Nella Striscia di Gaza dopo che il governo criminale di Netanyahu ha perpetrato il genocidio che sappiamo, pochi conoscono la cruda realtà cui vivono oggi oltre due milioni di persone.
La Striscia
è piccola come l’isola di Jersey sulla Manica ed ha la stessa densità di
popolazione del Principato di Monaco. Dopo undici mesi dal cessate il fuoco,
che secondo Trump avrebbe portato la pace e la ricostruzione, stanno morendo
ancora migliaia di palestinesi per il fuoco israeliano, per la fame, per la
mancanza di acqua potabile, per la situazione disastrosa delle strutture sanitarie
e per la vita in baraccopoli piene di topi, di cani randagi, di insetti.
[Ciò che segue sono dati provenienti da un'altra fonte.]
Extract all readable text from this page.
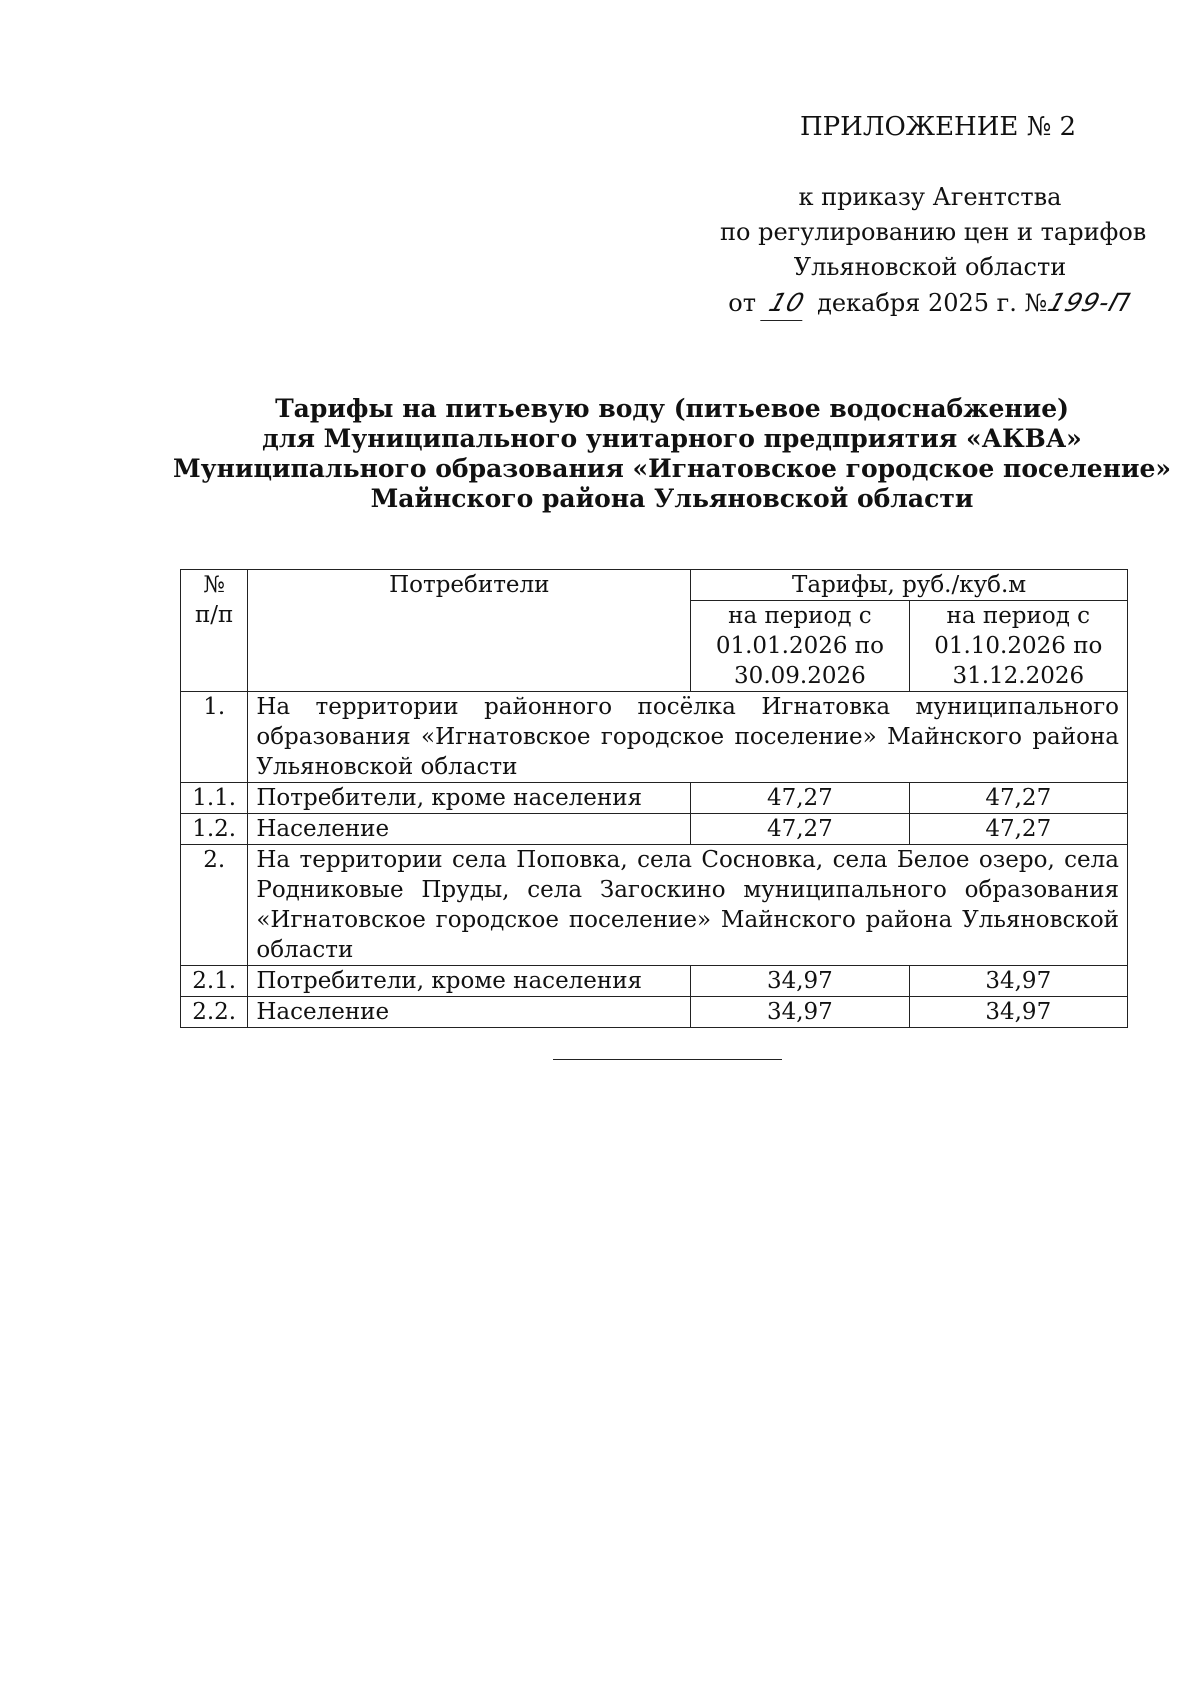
ПРИЛОЖЕНИЕ № 2
к приказу Агентства
по регулированию цен и тарифов
Ульяновской области
от 10 декабря 2025 г. №199-П
Тарифы на питьевую воду (питьевое водоснабжение)
для Муниципального унитарного предприятия «АКВА»
Муниципального образования «Игнатовское городское поселение»
Майнского района Ульяновской области
№ п/п	Потребители	Тарифы, руб./куб.м	
		на период с 01.01.2026 по 30.09.2026	на период с 01.10.2026 по 31.12.2026
1.	На территории районного посёлка Игнатовка муниципального образования «Игнатовское городское поселение» Майнского района Ульяновской области		
1.1.	Потребители, кроме населения	47,27	47,27
1.2.	Население	47,27	47,27
2.	На территории села Поповка, села Сосновка, села Белое озеро, села Родниковые Пруды, села Загоскино муниципального образования «Игнатовское городское поселение» Майнского района Ульяновской области		
2.1.	Потребители, кроме населения	34,97	34,97
2.2.	Население	34,97	34,97
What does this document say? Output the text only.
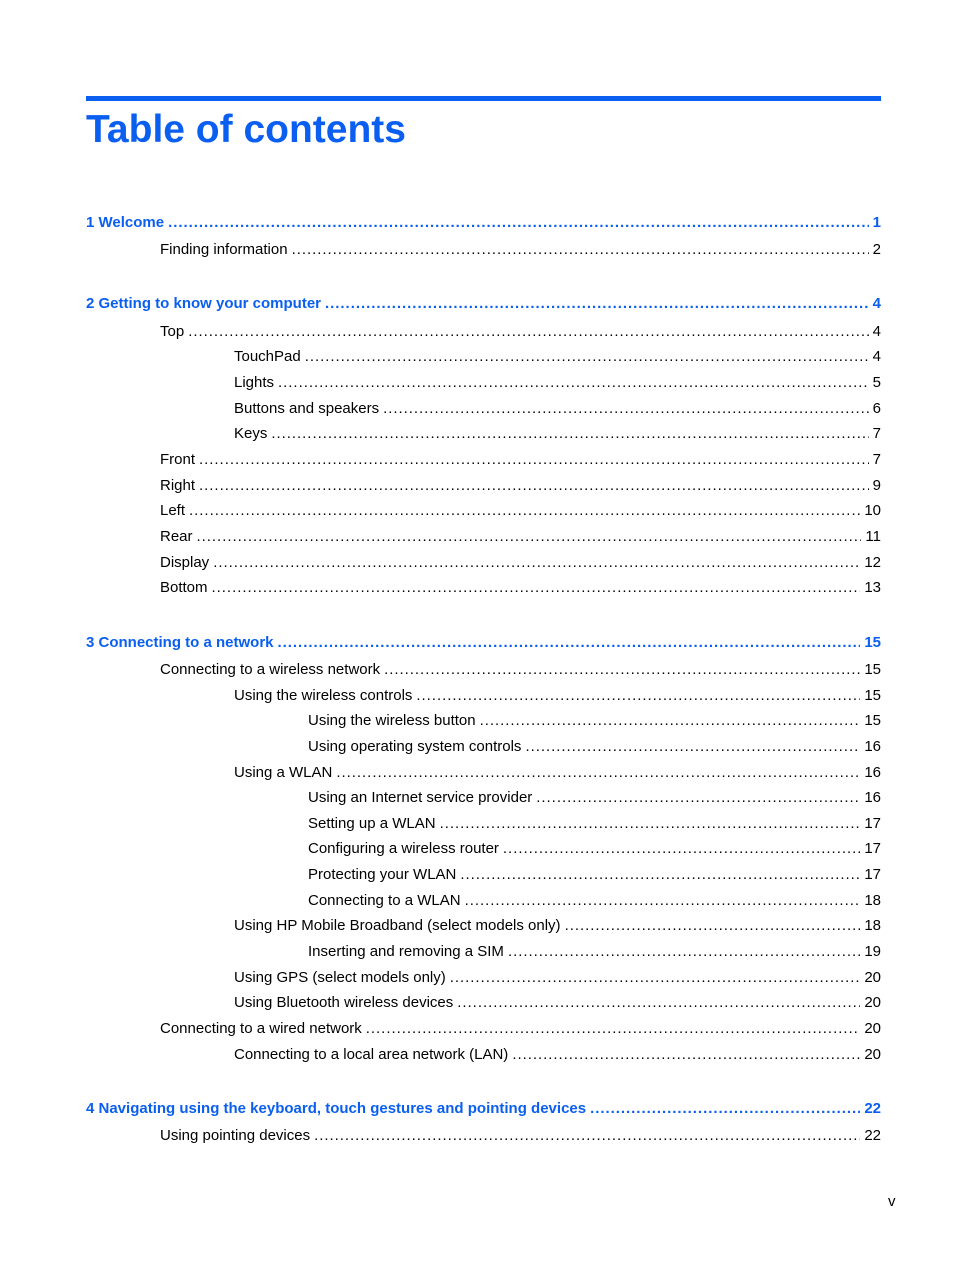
Table of contents
1 Welcome . . .	1
Finding information . . .	2
2 Getting to know your computer . . .	4
Top . . .	4
TouchPad . . .	4
Lights . . .	5
Buttons and speakers . . .	6
Keys . . .	7
Front . . .	7
Right . . .	9
Left . . .	10
Rear . . .	11
Display . . .	12
Bottom . . .	13
3 Connecting to a network . . .	15
Connecting to a wireless network . . .	15
Using the wireless controls . . .	15
Using the wireless button . . .	15
Using operating system controls . . .	16
Using a WLAN . . .	16
Using an Internet service provider . . .	16
Setting up a WLAN . . .	17
Configuring a wireless router . . .	17
Protecting your WLAN . . .	17
Connecting to a WLAN . . .	18
Using HP Mobile Broadband (select models only) . . .	18
Inserting and removing a SIM . . .	19
Using GPS (select models only) . . .	20
Using Bluetooth wireless devices . . .	20
Connecting to a wired network . . .	20
Connecting to a local area network (LAN) . . .	20
4 Navigating using the keyboard, touch gestures and pointing devices . . .	22
Using pointing devices . . .	22
v
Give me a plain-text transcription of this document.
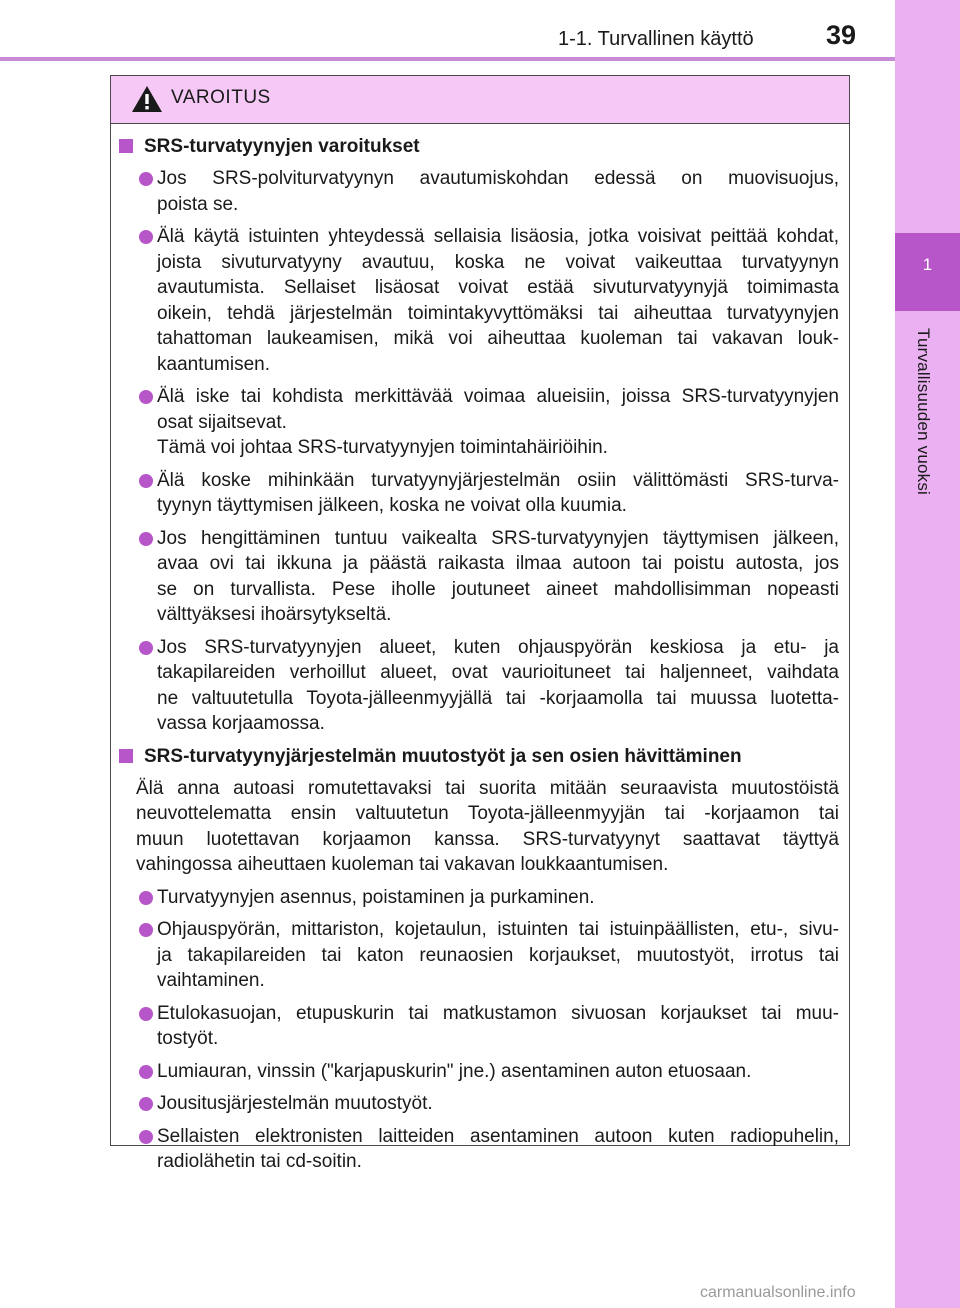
1-1. Turvallinen käyttö	39
1
Turvallisuuden vuoksi
VAROITUS
SRS-turvatyynyjen varoitukset
Jos SRS-polviturvatyynyn avautumiskohdan edessä on muovisuojus,
poista se.
Älä käytä istuinten yhteydessä sellaisia lisäosia, jotka voisivat peittää kohdat,
joista sivuturvatyyny avautuu, koska ne voivat vaikeuttaa turvatyynyn
avautumista. Sellaiset lisäosat voivat estää sivuturvatyynyjä toimimasta
oikein, tehdä järjestelmän toimintakyvyttömäksi tai aiheuttaa turvatyynyjen
tahattoman laukeamisen, mikä voi aiheuttaa kuoleman tai vakavan louk-
kaantumisen.
Älä iske tai kohdista merkittävää voimaa alueisiin, joissa SRS-turvatyynyjen
osat sijaitsevat.
Tämä voi johtaa SRS-turvatyynyjen toimintahäiriöihin.
Älä koske mihinkään turvatyynyjärjestelmän osiin välittömästi SRS-turva-
tyynyn täyttymisen jälkeen, koska ne voivat olla kuumia.
Jos hengittäminen tuntuu vaikealta SRS-turvatyynyjen täyttymisen jälkeen,
avaa ovi tai ikkuna ja päästä raikasta ilmaa autoon tai poistu autosta, jos
se on turvallista. Pese iholle joutuneet aineet mahdollisimman nopeasti
välttyäksesi ihoärsytykseltä.
Jos SRS-turvatyynyjen alueet, kuten ohjauspyörän keskiosa ja etu- ja
takapilareiden verhoillut alueet, ovat vaurioituneet tai haljenneet, vaihdata
ne valtuutetulla Toyota-jälleenmyyjällä tai -korjaamolla tai muussa luotetta-
vassa korjaamossa.
SRS-turvatyynyjärjestelmän muutostyöt ja sen osien hävittäminen
Älä anna autoasi romutettavaksi tai suorita mitään seuraavista muutostöistä
neuvottelematta ensin valtuutetun Toyota-jälleenmyyjän tai -korjaamon tai
muun luotettavan korjaamon kanssa. SRS-turvatyynyt saattavat täyttyä
vahingossa aiheuttaen kuoleman tai vakavan loukkaantumisen.
Turvatyynyjen asennus, poistaminen ja purkaminen.
Ohjauspyörän, mittariston, kojetaulun, istuinten tai istuinpäällisten, etu-, sivu-
ja takapilareiden tai katon reunaosien korjaukset, muutostyöt, irrotus tai
vaihtaminen.
Etulokasuojan, etupuskurin tai matkustamon sivuosan korjaukset tai muu-
tostyöt.
Lumiauran, vinssin ("karjapuskurin" jne.) asentaminen auton etuosaan.
Jousitusjärjestelmän muutostyöt.
Sellaisten elektronisten laitteiden asentaminen autoon kuten radiopuhelin,
radiolähetin tai cd-soitin.
carmanualsonline.info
I
rifiuti domestici non vengono raccolti e questi attirano gli animali che
portano malattie. Questa situazione ambientale si tradurrà prima o poi in una catastrofe
umana. Oggi l’esercito israeliano occupa
il 65% della Striscia cui non possono vivere i palestinesi. Quindi oltre due
milioni di gazawi sono costretti a sopravvivere in 125 chilometri quadrati. La
densità è di 16.800 abitante per Km quadrato. Da inorridire!
In uno
studio dell’agosto del 2026, lo Shelter Cluster, il dipartimento della Nato che
si occupa delle emergenze abitative, ha indicato che 1,98 milioni di persone
della Striscia, pari al 94% della popolazione, avrebbero bisogno urgente di un
tetto e beni di prima necessità. L’84% delle famiglie vive in condizioni “critiche”
o “catastrofiche”, “con gravi difficoltà al sonno, all’alimentazione, all’illuminazione,
al confort termico e all’igiene”. “Non esiste privacy visto che chi vive nelle
tende le famiglie sono separate da un telo di nylon”. Stanno aumentando le
malattie infettive. Nell’ospedale da campo di Msf arrivano ogni settimana circa
5000 casi di diarrea, di gastroenteriti gravi, epatiti A, infezioni respiratorie,
la scabbia, pidocchi, e altro ancora. I bambini giocano tra i rifiuti in
strada. La salute mentale in queste situazioni viene compromessa. Addirittura
le autorità israeliane bloccano ai valichi gli assorbenti delle donne che
devono usare pezzi di stoffa che poi lavano.
Insomma un quadro che ormai non sta più sulle prime pagine
nei media. E la gente si sta dimenticando del dramma palestinese.